Na última quinta (29), o trabalhador acordou com a notícia da prisão de MC Poze do Rodo, um dos nomes mais populares do funk carioca. A cena foi digna de filme: agentes armados bateram à porta do artista no Recreio dos Bandeirantes, cumprindo mandado de prisão temporária, sob a acusação de apologia ao crime.
Para a polícia, Poze era mais do que um cantor — seria uma espécie de “embaixador” do Comando Vermelho, levando multidões para bailes em áreas dominadas pela facção, com letras que falariam de armas e drogas. Naturalmente, a imprensa burguesa não perdeu tempo, produzindo manchetes sensacionalistas, detalhes sobre passagens anteriores do MC e o velho discurso de “romantização do crime” dominaram o noticiário.
A defesa do funkeiro, por sua vez, alegou perseguição, criminalização da cultura da favela e a ausência completa de provas concretas. A prisão de Poze não é uma exceção, mas mais um capítulo de uma longa novela brasileira. Desde o fim da ditadura, a liberdade artística sempre foi vigiada de perto – principalmente quando a arte incomoda, denuncia ou vem da classe trabalhadora.
Em 1997, foi a vez do Planet Hemp sentir o peso da repressão. A banda, liderada por Marcelo D2 e BNegão, foi presa em Brasília logo após um show.
O motivo oficial foi apologia à maconha, segundo a polícia, que já estava de olho nos músicos. Mesmo antes das redes sociais, a operação foi um espetáculo: gravações escondidas, shows cancelados e cinco dias de cadeia. A imprensa burguesa tratou o caso como escândalo, reproduzindo o discurso moralista das autoridades, mas a reação contou com protestos, apoio de outros artistas e resultou no aumento nas vendas dos discos.
Outro caso foi Rita Lee, ícone do rock brasileiro, que também não escapou da repressão.

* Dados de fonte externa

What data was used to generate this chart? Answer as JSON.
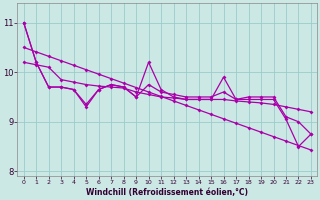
{
  "xlabel": "Windchill (Refroidissement éolien,°C)",
  "background_color": "#cce8e4",
  "line_color": "#aa00aa",
  "grid_color": "#99cccc",
  "hours": [
    0,
    1,
    2,
    3,
    4,
    5,
    6,
    7,
    8,
    9,
    10,
    11,
    12,
    13,
    14,
    15,
    16,
    17,
    18,
    19,
    20,
    21,
    22,
    23
  ],
  "wc_spiky": [
    11.0,
    10.2,
    9.7,
    9.7,
    9.65,
    9.3,
    9.65,
    9.75,
    9.7,
    9.5,
    10.2,
    9.65,
    9.5,
    9.45,
    9.45,
    9.45,
    9.9,
    9.45,
    9.45,
    9.45,
    9.45,
    9.05,
    8.5,
    8.75
  ],
  "temp_line": [
    11.0,
    10.2,
    9.7,
    9.7,
    9.65,
    9.35,
    9.65,
    9.75,
    9.7,
    9.5,
    9.75,
    9.6,
    9.55,
    9.5,
    9.5,
    9.5,
    9.6,
    9.45,
    9.5,
    9.5,
    9.5,
    9.1,
    9.0,
    8.75
  ],
  "trend_line": [
    10.5,
    10.41,
    10.32,
    10.23,
    10.14,
    10.05,
    9.96,
    9.87,
    9.78,
    9.69,
    9.6,
    9.51,
    9.42,
    9.33,
    9.24,
    9.15,
    9.06,
    8.97,
    8.88,
    8.79,
    8.7,
    8.61,
    8.52,
    8.43
  ],
  "smooth2": [
    10.2,
    10.15,
    10.1,
    9.85,
    9.8,
    9.75,
    9.72,
    9.7,
    9.68,
    9.6,
    9.55,
    9.5,
    9.48,
    9.45,
    9.45,
    9.45,
    9.45,
    9.42,
    9.4,
    9.38,
    9.35,
    9.3,
    9.25,
    9.2
  ],
  "ylim": [
    7.9,
    11.4
  ],
  "yticks": [
    8,
    9,
    10,
    11
  ],
  "xtick_labels": [
    "0",
    "1",
    "2",
    "3",
    "4",
    "5",
    "6",
    "7",
    "8",
    "9",
    "10",
    "11",
    "12",
    "13",
    "14",
    "15",
    "16",
    "17",
    "18",
    "19",
    "20",
    "21",
    "22",
    "23"
  ]
}
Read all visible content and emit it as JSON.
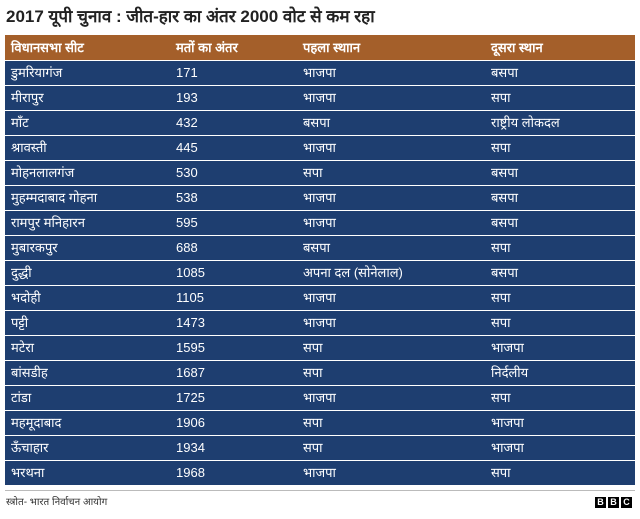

Em 2012, durante um show em Aracaju, ela foi detida por “desacato” depois de defender o público e criticar a truculência policial.
A imprensa, como de praxe, optou pelo sensacionalismo: manchetes sobre a “rainha da polêmica” e pouco espaço para discutir o abuso de autoridade, mantendo as cadelas de farda da burguesia intocadas. Não foi a primeira vez: ainda na ditadura militar, em 1976, Rita foi presa grávida, acusada de porte de drogas.
Na época, jornais sob censura pintaram a cena como exemplar contra os “subversivos”. Rita sempre negou a acusação e denunciou a armação policial. Além do funk e MPB, o rap também foi alvo. Em 2012, Emicida foi detido em Belo Horizonte após cantar “Dedo na Ferida”, música que critica a violência policial. O motivo oficial, tal qual Rita Lee, foi desacato.
O público reagiu na hora, protestando contra a prisão e levantando o dedo do meio para os policiais em um ato praticamente universal. A imprensa destacou a polêmica, mas as redes sociais explodiram em solidariedade ao rapper. Artistas e políticos denunciaram a censura e eventualmente até racismo, enquanto a direita aplaudiu a ação policial, mas em escala extremamente reduzida.
As artes visuais também não escaparam. Em 2017, Maikon K foi preso em Brasília durante uma encenação com nudez artística, autorizada pelo Museu Nacional da República. A PM invadiu o espaço, interrompeu a apresentação e levou o artista para a delegacia, acusando-o de ato obsceno.
O caso ganhou destaque na imprensa, que tratou o episódio como parte da “guerra cultural” que tomava conta do país logo após o golpe de 2016. Artistas, instituições e o público reagiram com protestos e campanhas em defesa da liberdade artística. Anos depois, a Justiça reconheceu o abuso e condenou o Estado a indenizar Maikon K.
A prisão de MC Poze do Rodo, porém, acontece em um momento de maior ofensiva contra os direitos democráticos e constitucionais do povo brasileiro. Por isso mesmo, representa um recrudescimento da cruzada contra a liberdade de expressão e a liberdade artística no País, o que deve ser energicamente combatido pelas organizações de esquerda e de defesa dos interesses populares.